To the Editors:
Russell Baker, in his commentary on The Great Unraveling by Paul Krugman [NYR, November 6], has, no doubt, touched all the bases, while at the same time he has managed to raise quite a few serious questions on the constraints journalists face, as well as the limits they have to put upon themselves, because of their own monetary considerations. Point in question is the failure of journalists, especially those working for the video media, to expose the great economic chicanery perpetrated by Mr. Bush—with an expressed view of stimulating economic growth—by cutting taxes, that benefited mostly those who could afford to pay not less, but a little more. This, Mr. Baker suggests, was because these TV stars that work as newscasters are in the upper bracket of wage earners; that made them also the beneficiaries in this legislation.
I wonder whether job security had played any part in the silence of the journalists on this matter. Yes, we know, Mr. Baker will claim that the journalists are intrepid in pursuit of discharging their duties, which are to uphold the rights of the people to know the truth, and to maintain their journalistic freedom.
To prove my point, I am citing the following examples. We all know the philosophies of the O’Reillys and Limbaughs. Though they go on spewing venom against the Democrats, most notably against the liberals, I wonder if anyone with a liberal bent will be allowed to speak in the same vein, and can still hope to keep his job. It is also surprising that Mr. Novak, after outing a CIA agent, can still carry on what he does best, that is, to bash the liberals. The journalistic courtesy accorded to him by his peers is mind-boggling.
Or let us take the case of Mr. Daniel Schorr. He was not seen on CBS since the day he had a run-in with Mr. Helms, the then CIA director. After Garry Trudeau, in his cartoon, made an unflattering comment about Bush Sr.’s manhood, his wife Jane Pauley became a casualty, perhaps, as she was removed from The Today Show by the NBC network. Connie Chung was, similarly, perhaps, dropped as a co-anchor on the CBS Evening News, after she had revealed that the mother of Newt Gingrich had called Mrs. Clinton a bitch. These may be just conjectures; but they are too obvious to be dismissed as coincidences.

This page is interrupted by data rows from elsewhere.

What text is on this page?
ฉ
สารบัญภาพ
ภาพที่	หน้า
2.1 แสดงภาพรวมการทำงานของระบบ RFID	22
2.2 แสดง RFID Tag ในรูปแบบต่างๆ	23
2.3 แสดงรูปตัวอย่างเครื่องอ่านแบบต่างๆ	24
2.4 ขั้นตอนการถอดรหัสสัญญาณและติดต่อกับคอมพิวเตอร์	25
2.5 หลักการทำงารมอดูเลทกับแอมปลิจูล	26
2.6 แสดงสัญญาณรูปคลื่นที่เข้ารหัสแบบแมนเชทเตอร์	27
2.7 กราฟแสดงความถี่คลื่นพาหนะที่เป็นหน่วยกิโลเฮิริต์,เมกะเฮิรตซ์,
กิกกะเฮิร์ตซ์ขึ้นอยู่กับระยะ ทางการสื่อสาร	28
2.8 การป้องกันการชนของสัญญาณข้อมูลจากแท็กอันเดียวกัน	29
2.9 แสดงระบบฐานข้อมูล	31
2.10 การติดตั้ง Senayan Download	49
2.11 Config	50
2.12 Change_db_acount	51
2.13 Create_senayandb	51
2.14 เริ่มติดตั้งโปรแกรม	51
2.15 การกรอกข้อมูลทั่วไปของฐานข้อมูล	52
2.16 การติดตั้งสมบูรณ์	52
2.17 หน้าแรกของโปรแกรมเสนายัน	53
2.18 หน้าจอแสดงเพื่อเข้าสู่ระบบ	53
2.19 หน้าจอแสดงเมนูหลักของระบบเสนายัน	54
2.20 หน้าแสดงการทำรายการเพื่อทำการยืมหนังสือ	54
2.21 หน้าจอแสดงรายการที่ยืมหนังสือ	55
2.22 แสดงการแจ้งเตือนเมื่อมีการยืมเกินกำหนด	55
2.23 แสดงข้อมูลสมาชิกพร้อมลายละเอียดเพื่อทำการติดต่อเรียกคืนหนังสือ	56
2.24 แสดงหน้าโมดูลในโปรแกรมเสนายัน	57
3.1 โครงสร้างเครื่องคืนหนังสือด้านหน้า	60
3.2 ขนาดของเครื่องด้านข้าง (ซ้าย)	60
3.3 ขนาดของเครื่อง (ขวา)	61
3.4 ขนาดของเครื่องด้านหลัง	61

Most of the media in our country are the possessions of big conglomerates. Surely, these corporations are in the market, just like all others, with the same goal, which is to earn a good profit on their investments. Could it be that journalistic freedom plays a secondary role to earning a profit? Or, for that matter, could job security be also playing a significant part in modifying the opinions of the journalists? Thank God, because of journalists like Mr. Krugman, who also happens to have a day job at one of the prestigious universities, like Princeton, we know when to call a spade a spade.
Mohammad A. Meah, MD
Paramus, New Jersey
Russell Baker replies:
Dr. Meah is right about the journalist’s job-security problems, but something more fundamental than household economics may be reshaping journalistic attitudes toward public issues. Today’s top-drawer Washington newspeople are part of a highly educated, upper-middle-class elite; they belong to the culture for which the American political system works exceedingly well. Which is to say, they are, in the pure sense of the word, extremely conservative.
Most probably passed childhood in economically sheltered times, came to adulthood in the years of plenty, went to good colleges where they developed conventionally progressive social consciences, and have now inherited the comforting benefits that sixty years of liberal government have created for the middle class.
This is not a background likely to produce angry reporters and aggressive editors. If few made much fuss about President Bush’s granting boons to those already rolling in money, their silence may not have been because they feared the vengeance of bosses, but only because the capacity for outrage had been bred out of them. Belonging to the upper-middle-class elite may do that.
The accelerating collapse of the American health care system may illustrate how journalism’s disconnection from the masses will produce an inert state. If every journalist in the District of Columbia had to have his health insurance canceled as a requirement for practicing journalism in Washington, quite a few might refuse to flee, but stay on, get to know what anger is, and discover that something is catastrophically wrong with the health care system.
This is no more likely to happen than Congress and presidents are likely to be stripped of their government-financed health and hospital care after the insurance industry takes over the remainder of the health industry.